Carolyn L. Qian, BA Miss Qian has nothing to disclose.
Christina Gao Miss Gao has nothing to disclose.
Haelynn Gim Miss Gim has nothing to disclose.
Sang-O Park Mr. Park has nothing to disclose.
Kelly Hou, MBBS Miss Hou has nothing to disclose.
Edward Kong, PhD Dr. Kong has nothing to disclose.
Benjamin Cook Mr. Cook has nothing to disclose.
Jasmin Le, MBBS Ms. Le has nothing to disclose.
Brandon Stretton, MBBS Dr. Stretton has nothing to disclose.
John Maddison Dr. Maddison has nothing to disclose.
Liam G. McCoy, MD (University of Alberta Faculty of Medicine and Dentistry; Division of Neurology) Dr. McCoy has nothing to disclose.
Luke Collins, MBBS Dr. Collins has nothing to disclose.
Andrew S. Vanlint, MBBS, FRACP Dr. Vanlint has nothing to disclose.
Rudy Goh, MBBS Dr. Goh has nothing to disclose.
Ashley M. Paul, MD (Johns Hopkins University) Dr. Paul has nothing to disclose.
Haatem M. Reda, MD (Massachusetts General Hospital) Dr. Reda has nothing to disclose.

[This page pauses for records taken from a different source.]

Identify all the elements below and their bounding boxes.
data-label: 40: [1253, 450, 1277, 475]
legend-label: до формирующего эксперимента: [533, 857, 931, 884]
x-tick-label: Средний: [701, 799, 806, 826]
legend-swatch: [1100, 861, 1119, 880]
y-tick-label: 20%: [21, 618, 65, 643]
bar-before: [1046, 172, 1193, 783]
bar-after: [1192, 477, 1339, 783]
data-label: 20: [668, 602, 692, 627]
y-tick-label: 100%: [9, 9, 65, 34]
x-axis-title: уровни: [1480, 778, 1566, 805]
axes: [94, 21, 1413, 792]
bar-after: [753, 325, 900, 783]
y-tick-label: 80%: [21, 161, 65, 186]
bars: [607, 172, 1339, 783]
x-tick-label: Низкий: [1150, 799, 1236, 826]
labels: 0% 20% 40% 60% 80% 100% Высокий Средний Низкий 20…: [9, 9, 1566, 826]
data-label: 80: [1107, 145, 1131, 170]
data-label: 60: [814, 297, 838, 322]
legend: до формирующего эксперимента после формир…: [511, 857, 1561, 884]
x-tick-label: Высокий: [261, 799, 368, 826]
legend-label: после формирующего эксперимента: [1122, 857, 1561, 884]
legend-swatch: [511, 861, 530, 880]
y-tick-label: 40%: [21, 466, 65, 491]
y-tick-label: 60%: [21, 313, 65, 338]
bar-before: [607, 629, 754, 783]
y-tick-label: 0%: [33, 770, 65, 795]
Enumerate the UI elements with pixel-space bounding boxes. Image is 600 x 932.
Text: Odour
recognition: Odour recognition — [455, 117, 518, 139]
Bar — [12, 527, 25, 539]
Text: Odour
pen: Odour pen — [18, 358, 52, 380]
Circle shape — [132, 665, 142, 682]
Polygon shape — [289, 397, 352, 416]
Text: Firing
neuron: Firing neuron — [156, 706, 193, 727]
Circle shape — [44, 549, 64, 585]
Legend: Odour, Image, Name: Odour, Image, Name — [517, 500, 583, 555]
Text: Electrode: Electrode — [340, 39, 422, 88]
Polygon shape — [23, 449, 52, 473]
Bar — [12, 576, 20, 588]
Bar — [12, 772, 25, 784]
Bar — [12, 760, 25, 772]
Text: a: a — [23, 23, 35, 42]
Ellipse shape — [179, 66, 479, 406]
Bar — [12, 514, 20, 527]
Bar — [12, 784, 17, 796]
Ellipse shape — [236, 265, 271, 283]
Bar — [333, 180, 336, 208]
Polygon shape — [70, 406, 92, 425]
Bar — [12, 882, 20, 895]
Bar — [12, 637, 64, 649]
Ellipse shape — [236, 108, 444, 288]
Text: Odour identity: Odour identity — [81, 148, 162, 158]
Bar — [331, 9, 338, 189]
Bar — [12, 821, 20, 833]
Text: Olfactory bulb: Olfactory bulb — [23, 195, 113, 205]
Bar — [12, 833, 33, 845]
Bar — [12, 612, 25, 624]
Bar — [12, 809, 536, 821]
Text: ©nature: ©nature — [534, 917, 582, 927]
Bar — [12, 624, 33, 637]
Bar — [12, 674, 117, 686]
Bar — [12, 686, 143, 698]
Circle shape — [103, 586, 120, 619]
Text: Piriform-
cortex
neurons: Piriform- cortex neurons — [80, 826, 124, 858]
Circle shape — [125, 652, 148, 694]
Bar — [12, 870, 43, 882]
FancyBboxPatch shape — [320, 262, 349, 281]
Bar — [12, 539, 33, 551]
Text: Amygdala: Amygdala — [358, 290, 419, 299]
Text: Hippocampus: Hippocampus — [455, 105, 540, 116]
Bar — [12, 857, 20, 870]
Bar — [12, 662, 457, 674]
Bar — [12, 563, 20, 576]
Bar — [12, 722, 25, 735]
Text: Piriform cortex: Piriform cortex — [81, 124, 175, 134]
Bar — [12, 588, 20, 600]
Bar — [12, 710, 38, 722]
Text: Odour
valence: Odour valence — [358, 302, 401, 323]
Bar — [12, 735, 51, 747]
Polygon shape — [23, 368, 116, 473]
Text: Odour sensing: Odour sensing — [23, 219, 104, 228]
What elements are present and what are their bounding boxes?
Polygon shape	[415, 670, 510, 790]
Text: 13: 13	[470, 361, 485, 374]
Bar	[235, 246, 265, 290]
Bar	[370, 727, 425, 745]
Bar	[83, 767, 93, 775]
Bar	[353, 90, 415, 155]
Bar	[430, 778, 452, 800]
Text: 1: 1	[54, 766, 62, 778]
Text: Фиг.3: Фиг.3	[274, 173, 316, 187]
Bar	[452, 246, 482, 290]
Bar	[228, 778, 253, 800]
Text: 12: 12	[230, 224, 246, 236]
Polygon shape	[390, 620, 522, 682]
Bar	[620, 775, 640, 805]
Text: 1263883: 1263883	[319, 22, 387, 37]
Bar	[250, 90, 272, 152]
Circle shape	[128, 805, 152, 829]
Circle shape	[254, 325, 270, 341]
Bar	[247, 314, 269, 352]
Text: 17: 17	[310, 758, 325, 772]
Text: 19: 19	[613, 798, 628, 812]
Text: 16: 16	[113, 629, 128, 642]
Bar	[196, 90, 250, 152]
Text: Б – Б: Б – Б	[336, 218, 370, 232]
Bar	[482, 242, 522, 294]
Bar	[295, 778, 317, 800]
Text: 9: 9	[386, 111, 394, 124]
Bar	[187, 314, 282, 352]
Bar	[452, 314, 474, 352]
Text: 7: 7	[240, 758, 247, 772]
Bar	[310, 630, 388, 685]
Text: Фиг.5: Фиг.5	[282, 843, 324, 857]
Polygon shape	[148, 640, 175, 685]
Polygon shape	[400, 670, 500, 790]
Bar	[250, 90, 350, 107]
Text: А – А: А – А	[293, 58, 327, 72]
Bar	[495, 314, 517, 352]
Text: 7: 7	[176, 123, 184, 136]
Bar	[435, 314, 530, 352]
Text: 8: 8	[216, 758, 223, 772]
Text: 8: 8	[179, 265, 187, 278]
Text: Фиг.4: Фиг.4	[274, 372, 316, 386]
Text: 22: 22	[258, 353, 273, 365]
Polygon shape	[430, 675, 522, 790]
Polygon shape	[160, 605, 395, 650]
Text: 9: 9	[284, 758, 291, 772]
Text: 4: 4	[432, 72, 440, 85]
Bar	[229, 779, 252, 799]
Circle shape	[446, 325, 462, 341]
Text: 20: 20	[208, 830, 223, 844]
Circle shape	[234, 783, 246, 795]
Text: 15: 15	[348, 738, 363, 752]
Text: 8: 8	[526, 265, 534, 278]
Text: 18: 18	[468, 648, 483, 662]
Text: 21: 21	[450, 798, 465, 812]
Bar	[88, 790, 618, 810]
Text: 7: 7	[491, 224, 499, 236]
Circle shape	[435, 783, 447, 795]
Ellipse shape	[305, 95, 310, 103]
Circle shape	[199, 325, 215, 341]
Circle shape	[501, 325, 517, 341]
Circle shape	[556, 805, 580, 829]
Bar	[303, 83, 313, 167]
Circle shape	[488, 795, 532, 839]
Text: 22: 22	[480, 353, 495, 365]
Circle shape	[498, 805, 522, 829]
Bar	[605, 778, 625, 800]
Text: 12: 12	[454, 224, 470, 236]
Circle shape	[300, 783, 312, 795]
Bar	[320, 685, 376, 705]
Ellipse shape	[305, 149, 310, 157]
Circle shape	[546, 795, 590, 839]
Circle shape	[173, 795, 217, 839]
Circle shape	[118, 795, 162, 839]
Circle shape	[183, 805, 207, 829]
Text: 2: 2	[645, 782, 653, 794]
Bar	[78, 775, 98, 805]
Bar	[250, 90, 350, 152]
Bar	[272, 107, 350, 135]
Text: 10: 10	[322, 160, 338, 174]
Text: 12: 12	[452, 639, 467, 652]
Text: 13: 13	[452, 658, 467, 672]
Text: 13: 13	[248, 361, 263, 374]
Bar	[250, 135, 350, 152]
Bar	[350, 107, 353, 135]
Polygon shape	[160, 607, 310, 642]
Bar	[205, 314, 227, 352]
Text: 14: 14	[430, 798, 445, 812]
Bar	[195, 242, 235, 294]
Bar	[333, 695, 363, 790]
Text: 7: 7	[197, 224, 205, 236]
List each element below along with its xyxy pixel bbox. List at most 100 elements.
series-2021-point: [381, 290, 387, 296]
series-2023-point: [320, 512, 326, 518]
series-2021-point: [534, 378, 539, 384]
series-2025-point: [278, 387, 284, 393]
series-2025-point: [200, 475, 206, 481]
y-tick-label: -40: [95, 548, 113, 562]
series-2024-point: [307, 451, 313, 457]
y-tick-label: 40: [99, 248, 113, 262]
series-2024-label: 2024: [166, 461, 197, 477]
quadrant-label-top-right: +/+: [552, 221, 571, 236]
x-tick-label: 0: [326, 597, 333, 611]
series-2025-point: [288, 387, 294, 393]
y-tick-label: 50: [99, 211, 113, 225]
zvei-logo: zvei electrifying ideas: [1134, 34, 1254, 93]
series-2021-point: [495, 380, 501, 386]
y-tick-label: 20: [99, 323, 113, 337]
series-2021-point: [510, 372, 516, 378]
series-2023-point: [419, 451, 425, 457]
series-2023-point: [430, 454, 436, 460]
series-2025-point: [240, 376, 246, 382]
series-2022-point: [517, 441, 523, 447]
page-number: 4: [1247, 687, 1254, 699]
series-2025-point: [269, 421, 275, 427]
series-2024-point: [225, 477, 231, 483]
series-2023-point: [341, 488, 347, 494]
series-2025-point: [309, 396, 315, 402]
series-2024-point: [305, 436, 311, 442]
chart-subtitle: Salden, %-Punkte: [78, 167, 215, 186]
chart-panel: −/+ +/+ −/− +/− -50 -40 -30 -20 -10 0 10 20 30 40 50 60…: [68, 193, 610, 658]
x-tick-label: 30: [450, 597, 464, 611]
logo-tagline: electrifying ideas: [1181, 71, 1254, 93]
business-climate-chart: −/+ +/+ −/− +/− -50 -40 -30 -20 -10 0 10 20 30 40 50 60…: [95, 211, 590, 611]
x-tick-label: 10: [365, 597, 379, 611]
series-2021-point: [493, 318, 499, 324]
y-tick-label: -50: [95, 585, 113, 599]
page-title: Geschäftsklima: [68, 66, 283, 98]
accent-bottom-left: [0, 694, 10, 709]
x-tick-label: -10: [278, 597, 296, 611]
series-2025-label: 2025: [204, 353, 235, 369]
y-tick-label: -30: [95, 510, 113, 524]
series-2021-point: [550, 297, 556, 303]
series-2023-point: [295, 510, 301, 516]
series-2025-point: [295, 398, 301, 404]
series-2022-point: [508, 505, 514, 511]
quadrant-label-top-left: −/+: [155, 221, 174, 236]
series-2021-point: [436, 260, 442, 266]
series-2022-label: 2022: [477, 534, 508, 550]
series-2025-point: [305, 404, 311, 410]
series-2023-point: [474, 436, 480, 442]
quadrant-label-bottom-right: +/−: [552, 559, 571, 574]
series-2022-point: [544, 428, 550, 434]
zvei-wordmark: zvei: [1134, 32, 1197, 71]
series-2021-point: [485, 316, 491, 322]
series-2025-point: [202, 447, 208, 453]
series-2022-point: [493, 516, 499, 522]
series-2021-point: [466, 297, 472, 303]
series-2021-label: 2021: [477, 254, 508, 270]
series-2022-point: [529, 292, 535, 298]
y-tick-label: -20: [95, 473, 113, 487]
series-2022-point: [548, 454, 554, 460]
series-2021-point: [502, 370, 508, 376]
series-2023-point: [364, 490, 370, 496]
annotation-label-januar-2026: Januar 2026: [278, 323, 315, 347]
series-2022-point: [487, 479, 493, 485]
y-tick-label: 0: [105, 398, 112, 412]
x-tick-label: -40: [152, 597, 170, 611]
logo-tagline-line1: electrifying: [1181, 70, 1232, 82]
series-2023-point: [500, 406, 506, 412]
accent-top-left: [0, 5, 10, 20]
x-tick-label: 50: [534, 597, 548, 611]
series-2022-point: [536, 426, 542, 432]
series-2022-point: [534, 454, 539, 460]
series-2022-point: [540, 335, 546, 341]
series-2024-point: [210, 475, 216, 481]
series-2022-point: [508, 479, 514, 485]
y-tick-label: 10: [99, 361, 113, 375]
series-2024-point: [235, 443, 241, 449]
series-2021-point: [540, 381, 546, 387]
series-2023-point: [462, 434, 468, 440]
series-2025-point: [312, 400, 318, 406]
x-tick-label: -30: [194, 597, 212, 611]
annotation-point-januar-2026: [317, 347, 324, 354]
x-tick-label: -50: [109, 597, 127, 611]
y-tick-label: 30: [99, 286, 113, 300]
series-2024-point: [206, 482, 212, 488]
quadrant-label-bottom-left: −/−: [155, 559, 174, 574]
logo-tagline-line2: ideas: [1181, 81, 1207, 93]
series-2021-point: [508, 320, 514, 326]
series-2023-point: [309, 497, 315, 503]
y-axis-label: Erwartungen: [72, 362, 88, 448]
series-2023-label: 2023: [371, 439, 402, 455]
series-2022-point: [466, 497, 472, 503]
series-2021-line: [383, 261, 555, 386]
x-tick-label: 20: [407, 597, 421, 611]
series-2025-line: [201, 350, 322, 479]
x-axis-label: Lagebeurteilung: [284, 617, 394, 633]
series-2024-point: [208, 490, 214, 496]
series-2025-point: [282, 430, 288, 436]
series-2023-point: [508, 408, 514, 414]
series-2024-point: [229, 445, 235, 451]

Tamara B. Kaplan, MD, FAAN (Brigham and Women'S Hospital) Dr. Kaplan has received personal compensation in the range of $500-$4,999 for serving as a Consultant for EMD Serono . Dr. Kaplan has received personal compensation in the range of $500-$4,999 for serving as a Consultant for Genentech.
Hannah Fruitman Ms. Fruitman has nothing to disclose.
Sasha A. Severin, Medical Student Ms. Severin has nothing to disclose.
Atikul Miah Mr. Miah has nothing to disclose.
Aye Thant, MBBS (Home) Dr. Thant has nothing to disclose.
Rani Priyanka Vasireddy, MBBS Dr. Vasireddy has nothing to disclose.
Doris Kung, DO, FAAN (Baylor College of Medicine) Dr. Kung has received personal compensation for serving as an employee of Aquifer. The institution of Dr. Kung has received research support from RxFunction. Dr. Kung has received publishing royalties from a publication relating to health care. Dr. Kung has received personal compensation in the range of $0-$499 for serving as a Workgroup member with NBME. Dr. Kung has received personal compensation in the range of $500-$4,999 for serving as a Editor with Aquifer.
Adam Karp, MD (Westchester Medical Center) Dr. Karp has nothing to disclose.
Stephen Bacchi, MBBS Dr. Bacchi has nothing to disclose.